Se atreven a seguir mis locos desmadres...

sábado, 2 de julio de 2011

“Mi’jito, me lo dices por facebook”

Cuando escuché eso por primera vez, entré en un ataque catatónico que muchos confundieron con un episodio de convulsiones. ¿Yo enterarme de las cosas de mis hijos por facebook? ¿Y qué de la comunicación que había desarrollado con ellos desde que eran bebecitos y les enseñé a decir “mamá”? ¿Y qué de aquellas horas conversando con ellos antes de que aprendieran a hablar? ¿Y cuando los acostumbré a comentar sobre los eventos diarios con el “¿cómo te fue hoy, mi vida?”

Naaaaa… eso no me va a pasar a mí, me dije. Entonces llegó facebook y lo cambió todo… hasta el texteo alteró el flujo de las conversaciones con mis principitos.

Anteayer, por ejemplo, Mi Hijo Favorito de los mayores, volaba San Juan-Miami-Montreal.

-“Textea cuando pases los gates”, le dije, para estar tranquila de que alguna/algún agente de seguridad no lo hubiera ordenado desvestirse y modelar para garantizar que no ocultaba drogas ni objetos punzantes (ouch…). Es tan guapo mi hijo, que cualquiera se puede aprovechar para alimentar la pupila.

-“Si Máma. Tranquila, te texteo”

-“¿Llevaste el cargador?”, le pregunté sin disimular la “Mamitis Aguditis Angustiusam Grado I”.

-“Si Máma. Tranquila. Tengo el cargador del iPhone”

-“¿Funciona bien tu iPhone en Canadá?”, y con el comentario, supe que había colmado la copa. Pero mi bebito respondió con la paciencia heredada de su padre.

-“Si Máma, funciona bien. Recuerda que he ido a Montreal muchas veces en los últimos años y siempre funciona”.

-“Okey, perdona, se me pasó. Es que el que tienes, es 3G, y ahora hay uno 4G”, dije haciéndome la boba que él sabe que no soy. Hummm… Y me dije a mi misma: “Misma Mamá Gallina, ‘watch out’, que un abogado que cumple 26 años el próximo sábado puede perder la paciencia...” Pero en este punto el gallineo era incontrolable:

-“Recuerda ponerle un seguro al carro que alquiles. Recuerda lo que nos pasó en Portugal”, dije prometiéndome a mi misma “Misma, 'enough'. Cierra el pico y encomiéndaselo a la Virgencita. ¡Tú, tan devota que eres!”

“Ya, Máma. Tengo el cargador, el iPhone, y el pasaporte. El carro tendrá seguro. Todo está bien”.

-“Okey, mi vida. Que tengas buen vuelo. Me avisas cuando llegues a Miami y luego a Montreal”.
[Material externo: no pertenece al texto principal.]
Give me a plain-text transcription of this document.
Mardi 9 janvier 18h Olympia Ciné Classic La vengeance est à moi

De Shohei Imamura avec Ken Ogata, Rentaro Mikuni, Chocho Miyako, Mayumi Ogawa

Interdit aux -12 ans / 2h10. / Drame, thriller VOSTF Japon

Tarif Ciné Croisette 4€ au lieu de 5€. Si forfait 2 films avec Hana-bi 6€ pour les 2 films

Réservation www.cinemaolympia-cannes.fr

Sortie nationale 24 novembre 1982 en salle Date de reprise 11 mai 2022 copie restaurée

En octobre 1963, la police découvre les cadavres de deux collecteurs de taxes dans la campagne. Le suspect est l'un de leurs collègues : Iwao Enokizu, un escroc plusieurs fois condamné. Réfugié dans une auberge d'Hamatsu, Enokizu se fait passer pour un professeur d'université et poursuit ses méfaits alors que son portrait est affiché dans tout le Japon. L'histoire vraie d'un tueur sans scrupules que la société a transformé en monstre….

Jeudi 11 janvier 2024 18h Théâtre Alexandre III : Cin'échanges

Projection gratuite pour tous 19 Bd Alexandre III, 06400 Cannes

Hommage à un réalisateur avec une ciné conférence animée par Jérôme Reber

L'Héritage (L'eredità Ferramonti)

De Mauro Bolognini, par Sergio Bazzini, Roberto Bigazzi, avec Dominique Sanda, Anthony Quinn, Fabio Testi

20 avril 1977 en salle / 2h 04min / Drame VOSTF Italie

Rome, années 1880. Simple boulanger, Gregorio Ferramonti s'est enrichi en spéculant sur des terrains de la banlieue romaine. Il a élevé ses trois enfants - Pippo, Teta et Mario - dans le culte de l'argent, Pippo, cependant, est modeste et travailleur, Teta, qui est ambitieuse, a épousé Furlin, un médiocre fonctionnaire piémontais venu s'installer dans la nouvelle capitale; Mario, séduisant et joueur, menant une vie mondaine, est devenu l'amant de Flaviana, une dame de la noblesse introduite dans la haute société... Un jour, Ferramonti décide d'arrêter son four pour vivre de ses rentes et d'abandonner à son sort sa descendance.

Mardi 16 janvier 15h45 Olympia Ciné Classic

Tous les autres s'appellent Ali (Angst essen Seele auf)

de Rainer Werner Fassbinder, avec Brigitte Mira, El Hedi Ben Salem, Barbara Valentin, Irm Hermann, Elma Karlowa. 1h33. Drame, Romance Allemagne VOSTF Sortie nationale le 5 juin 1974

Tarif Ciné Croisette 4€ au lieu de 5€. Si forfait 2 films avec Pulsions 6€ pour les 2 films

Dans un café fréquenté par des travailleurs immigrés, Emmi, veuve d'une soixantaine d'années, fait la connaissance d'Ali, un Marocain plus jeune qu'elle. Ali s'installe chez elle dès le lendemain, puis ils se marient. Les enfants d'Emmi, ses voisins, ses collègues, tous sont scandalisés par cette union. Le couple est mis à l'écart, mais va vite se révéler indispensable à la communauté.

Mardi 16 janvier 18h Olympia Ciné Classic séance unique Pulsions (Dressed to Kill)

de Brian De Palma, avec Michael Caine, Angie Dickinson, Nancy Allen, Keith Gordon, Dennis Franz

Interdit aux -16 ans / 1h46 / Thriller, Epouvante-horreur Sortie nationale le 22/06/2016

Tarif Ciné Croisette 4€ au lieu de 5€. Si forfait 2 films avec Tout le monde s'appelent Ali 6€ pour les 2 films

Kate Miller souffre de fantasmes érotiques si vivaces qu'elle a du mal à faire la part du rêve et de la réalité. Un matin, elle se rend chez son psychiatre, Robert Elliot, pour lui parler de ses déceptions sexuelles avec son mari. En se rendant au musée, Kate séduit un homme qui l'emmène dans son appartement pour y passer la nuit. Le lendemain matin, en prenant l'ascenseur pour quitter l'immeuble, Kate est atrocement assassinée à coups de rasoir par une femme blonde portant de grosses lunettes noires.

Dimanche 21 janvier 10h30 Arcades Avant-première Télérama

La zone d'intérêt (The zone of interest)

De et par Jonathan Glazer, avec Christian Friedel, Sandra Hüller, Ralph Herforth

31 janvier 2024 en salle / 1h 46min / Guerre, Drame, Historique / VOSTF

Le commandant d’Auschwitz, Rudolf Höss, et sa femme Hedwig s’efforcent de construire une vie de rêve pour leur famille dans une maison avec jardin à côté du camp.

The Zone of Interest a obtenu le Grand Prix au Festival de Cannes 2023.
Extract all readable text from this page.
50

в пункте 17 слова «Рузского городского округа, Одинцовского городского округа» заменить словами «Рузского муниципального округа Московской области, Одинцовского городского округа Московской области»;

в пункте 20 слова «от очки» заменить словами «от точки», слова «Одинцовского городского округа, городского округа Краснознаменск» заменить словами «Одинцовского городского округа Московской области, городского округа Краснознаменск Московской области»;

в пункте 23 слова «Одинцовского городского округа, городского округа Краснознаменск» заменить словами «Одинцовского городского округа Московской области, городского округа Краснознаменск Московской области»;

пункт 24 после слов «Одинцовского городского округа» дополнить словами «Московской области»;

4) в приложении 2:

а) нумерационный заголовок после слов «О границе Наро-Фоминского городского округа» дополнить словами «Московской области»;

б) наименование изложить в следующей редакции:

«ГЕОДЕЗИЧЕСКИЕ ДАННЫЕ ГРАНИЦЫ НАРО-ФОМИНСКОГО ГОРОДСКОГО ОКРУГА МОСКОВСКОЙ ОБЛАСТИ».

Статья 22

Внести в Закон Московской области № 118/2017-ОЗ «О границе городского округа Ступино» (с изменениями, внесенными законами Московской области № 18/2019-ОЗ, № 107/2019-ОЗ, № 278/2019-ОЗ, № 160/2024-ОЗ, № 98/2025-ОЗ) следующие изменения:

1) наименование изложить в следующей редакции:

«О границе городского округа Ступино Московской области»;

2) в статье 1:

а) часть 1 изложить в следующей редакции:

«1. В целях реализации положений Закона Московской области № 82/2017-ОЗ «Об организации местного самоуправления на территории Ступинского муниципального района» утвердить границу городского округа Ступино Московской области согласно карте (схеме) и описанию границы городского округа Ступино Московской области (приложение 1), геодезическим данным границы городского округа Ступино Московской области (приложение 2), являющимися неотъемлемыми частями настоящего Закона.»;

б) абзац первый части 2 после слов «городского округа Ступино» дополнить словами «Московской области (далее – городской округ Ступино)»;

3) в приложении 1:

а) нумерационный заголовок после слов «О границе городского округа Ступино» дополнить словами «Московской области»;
El cuento se convirtió en una pesadilla porque el vuelo se atrasó más de 4 horas. Supuestamente se dañó una pieza del avión y cerraron el aeropuerto por alguna razón que no quiero conocer. El chico texteó cuando llegó a tierra firme en Montreal. Y ya. No lo he querido textear, ni llamar, ni dejarle mensajes de voz. Si el lo hace, Santo y Bueno. Pero trackearlo cuando está con su novia… jamás.

Eso de “Mi’jito, me lo dices por facebook”, se lo dejo a Vivian. Ella es mi amiga-colega en la maternidad-pero no en la forma de ser madre... ni en la de facebookear. Ahora bien, si mi comadre se entera de algo y me quiere decir...

¿Yo? Ni loca. Aunque me corroa. Ni se crean que voy a averiguar cómo le va, buscando sus estatus en facebook. ¿Y si dice una atrocidad que active mis convulsiones? ¡Nonines!

(Ilustración del Guebbbbb. No faltaba más. Los estoy anunciando...)

4 comentarios:

Pluma Roja dijo...

Hola Cassio, tienes toda la razón, es mejor la comunicación personal sobre todo con los hijos.

Te dejo un beso y u fuerte abrazo.

Hasta pronto.

Emma dijo...

já! aún mi niña preadolescente no va tan lejos, peeeeero...
besos

Cassiopeia dijo...

Ay Pluma Roja... hay que ajustarse a los tiempos! En mi caso, hasta tengo una cuenta de twitter.
Abrazotes grandotes para tí también.

Cassiopeia dijo...

Emma! Ve abriendo tu cuenta twitter y dile sobre los peligros de ambas redes.
Que sepa de tí y no de los cuentos de los seudo-amigos.